Machshi is a combination of vegetables, rice, meat or chicken breast and a sauce. It is served in a pita or on a plate. It is the kind of low-cost but nutritious street food that has kept people in Tunisia and the Middle East alive for hundreds of years.
The Tunisians take credit for the best of Israeli cuisine. Just ask and they will tell you that shakshuka is a Tunisian dish. If Shakshuka is the Tunisian street food of yore, Machshi is the new shakshuka.
Welcome to Machshi restaurant on Yehuda Halevi Street. The restaurant tries to create an ethnic Tunisian vibe. The decor includes patterned middle eastern style floor tiles and the rhythmic music of the region. Step right up to the counter and choose one of the 5 - 6 options, none exceeding 45 shekels. There is Machshi in a pita, on a plate, with or without meat,
Then pull up a stool - a higher or a lower stool, sit up alongside a bar inside or tables outside. When your meal is ready, come and get it.
Machshi is a meatball made of pargit, chicken thigh meat, ground with herbs and covered on top and bottom with a slice of vegetable (either potato, sweet potato or squash). The meatballs are then either fried or cooked in a tomato sauce. A mix of the balls is served either in a pita or on a platter with side dishes,
We wanted to try the whole effect, so we selected the platter with all the trimmings. The large platter has side courses of rice, Israeli salad with lemon juice and parsley, a bit of humus, tehina, salsa (not hot) and a beautiful, fluffy yellow rice.

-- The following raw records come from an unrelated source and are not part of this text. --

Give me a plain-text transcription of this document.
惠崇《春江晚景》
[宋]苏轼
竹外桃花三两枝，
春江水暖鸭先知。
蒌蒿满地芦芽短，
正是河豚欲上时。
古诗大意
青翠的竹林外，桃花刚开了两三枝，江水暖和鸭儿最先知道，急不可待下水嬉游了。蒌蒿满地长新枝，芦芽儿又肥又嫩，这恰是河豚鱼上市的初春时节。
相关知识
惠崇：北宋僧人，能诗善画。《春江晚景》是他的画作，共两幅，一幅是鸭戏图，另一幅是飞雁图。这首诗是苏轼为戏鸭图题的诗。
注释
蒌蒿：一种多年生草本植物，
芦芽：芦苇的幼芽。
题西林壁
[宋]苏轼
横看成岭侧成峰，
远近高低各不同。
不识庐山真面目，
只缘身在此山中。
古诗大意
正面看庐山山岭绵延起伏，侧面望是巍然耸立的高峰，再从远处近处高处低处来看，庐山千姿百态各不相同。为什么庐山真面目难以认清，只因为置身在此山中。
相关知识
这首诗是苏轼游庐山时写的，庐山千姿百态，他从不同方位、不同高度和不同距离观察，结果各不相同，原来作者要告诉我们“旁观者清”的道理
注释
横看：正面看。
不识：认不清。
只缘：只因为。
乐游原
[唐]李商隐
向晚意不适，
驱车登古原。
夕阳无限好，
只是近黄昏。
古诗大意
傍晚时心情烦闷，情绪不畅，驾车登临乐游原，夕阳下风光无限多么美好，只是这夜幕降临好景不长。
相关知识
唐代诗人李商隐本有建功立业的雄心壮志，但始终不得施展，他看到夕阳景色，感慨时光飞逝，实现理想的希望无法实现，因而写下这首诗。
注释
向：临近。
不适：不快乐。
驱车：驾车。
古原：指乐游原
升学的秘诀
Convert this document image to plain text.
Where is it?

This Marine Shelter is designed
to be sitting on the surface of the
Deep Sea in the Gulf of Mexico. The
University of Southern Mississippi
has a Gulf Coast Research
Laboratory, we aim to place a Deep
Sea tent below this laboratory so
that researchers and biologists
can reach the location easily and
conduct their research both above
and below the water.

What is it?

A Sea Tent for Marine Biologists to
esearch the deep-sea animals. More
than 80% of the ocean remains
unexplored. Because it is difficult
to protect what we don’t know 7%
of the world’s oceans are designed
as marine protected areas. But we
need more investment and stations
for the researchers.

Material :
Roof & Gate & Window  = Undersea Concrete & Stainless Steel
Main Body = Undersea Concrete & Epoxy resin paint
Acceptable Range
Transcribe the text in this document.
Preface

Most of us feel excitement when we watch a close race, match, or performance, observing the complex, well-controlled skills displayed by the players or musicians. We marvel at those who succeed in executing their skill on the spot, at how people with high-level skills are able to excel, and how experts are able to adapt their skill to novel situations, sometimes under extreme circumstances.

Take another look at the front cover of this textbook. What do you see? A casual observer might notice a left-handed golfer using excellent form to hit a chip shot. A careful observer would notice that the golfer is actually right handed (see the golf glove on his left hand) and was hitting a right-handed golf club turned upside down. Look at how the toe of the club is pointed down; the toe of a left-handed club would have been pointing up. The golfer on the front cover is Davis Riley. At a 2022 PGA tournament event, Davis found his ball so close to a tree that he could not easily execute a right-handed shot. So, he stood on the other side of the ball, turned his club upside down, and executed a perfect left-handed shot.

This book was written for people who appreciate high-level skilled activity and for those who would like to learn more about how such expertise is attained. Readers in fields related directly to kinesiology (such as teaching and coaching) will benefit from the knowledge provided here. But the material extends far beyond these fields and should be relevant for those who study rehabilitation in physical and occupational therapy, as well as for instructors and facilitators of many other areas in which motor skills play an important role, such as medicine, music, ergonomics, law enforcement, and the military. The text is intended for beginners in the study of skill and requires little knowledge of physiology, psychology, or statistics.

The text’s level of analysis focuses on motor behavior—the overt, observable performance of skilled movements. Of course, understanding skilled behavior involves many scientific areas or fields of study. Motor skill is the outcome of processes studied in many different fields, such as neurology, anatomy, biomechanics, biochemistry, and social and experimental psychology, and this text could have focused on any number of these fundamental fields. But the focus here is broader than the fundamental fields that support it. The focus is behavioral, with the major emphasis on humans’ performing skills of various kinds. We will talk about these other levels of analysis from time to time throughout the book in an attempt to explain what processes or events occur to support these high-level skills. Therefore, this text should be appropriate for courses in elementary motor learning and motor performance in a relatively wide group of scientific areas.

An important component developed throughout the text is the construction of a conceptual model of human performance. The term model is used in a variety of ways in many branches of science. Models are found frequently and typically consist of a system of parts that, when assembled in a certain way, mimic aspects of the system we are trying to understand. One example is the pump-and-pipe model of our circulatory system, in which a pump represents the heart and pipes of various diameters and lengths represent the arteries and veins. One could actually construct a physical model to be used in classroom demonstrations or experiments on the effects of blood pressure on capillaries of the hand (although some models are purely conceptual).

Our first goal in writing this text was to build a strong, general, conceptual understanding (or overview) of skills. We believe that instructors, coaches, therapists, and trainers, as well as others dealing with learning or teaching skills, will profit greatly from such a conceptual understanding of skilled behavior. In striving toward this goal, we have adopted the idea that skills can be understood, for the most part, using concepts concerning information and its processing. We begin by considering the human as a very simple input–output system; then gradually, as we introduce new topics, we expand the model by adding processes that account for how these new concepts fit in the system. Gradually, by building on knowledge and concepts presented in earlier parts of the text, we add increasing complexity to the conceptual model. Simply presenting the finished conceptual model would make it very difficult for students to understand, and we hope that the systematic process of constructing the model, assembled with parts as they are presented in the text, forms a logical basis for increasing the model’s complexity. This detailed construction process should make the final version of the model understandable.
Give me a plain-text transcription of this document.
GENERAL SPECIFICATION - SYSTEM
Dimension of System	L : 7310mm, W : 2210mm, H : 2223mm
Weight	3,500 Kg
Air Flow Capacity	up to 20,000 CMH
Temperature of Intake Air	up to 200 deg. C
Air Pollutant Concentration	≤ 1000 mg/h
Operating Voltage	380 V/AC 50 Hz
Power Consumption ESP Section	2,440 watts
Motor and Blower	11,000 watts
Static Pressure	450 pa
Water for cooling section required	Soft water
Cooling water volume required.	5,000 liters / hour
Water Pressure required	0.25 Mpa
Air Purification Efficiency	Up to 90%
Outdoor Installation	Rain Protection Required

You can choose either the fried machshi or the cooked machshi, or half and half. In either case, you get a mix of the all three vegetable coatings: the potato, sweet potato and squash.
The fried machshi has a consistency not dissimilar to falafel or chicken meatballs. The flavor is mildly sweet, and not spicy. The herbs contribute a nice oriental touch. The machshi cooked in tomato sauce is less sweet and has a distinct flavor of coriander (kusbara), which I like, but some people dislike intensely. The platter is served with a pita, which I found unnecessary with the rice.
There are small bowls of pickled vegetables (raw cabbage and carrots mostly), hot peppers, matbucha (another type of tomato salsa), and olives on the counter for the taking.
This was my first experience with machshi, and I found it quite enjoyable. I would be happy to go back any time.
Machshi is located on Yehuda Halevi, close to Nachalat Binyamin. The restaurant is also not far from Rothchild, so if you are downtown, this is the place to stop for lunch.
The hashgacha at Machshi is Tzohar. The restaurant is closed on shabbat.
From the Menu: Machshi in a pita: From NIS 32, Machshi in salad: 39. Machshi in a platter with rice, salad, humus, tehina, salsa with either the fried, cooked (in tomato sauce) or vegetarian machshi, or a combination, NIS 45. With a can of soft drink, NIS 49.
Take Away: Call and have your Machshi delivered.The restauarant works with Ten Bis, Cibus and Wolt
Parking: There is limited street parking, but the restaurant is a short walk from the shuk Levinsky underground lot. Waze can find it.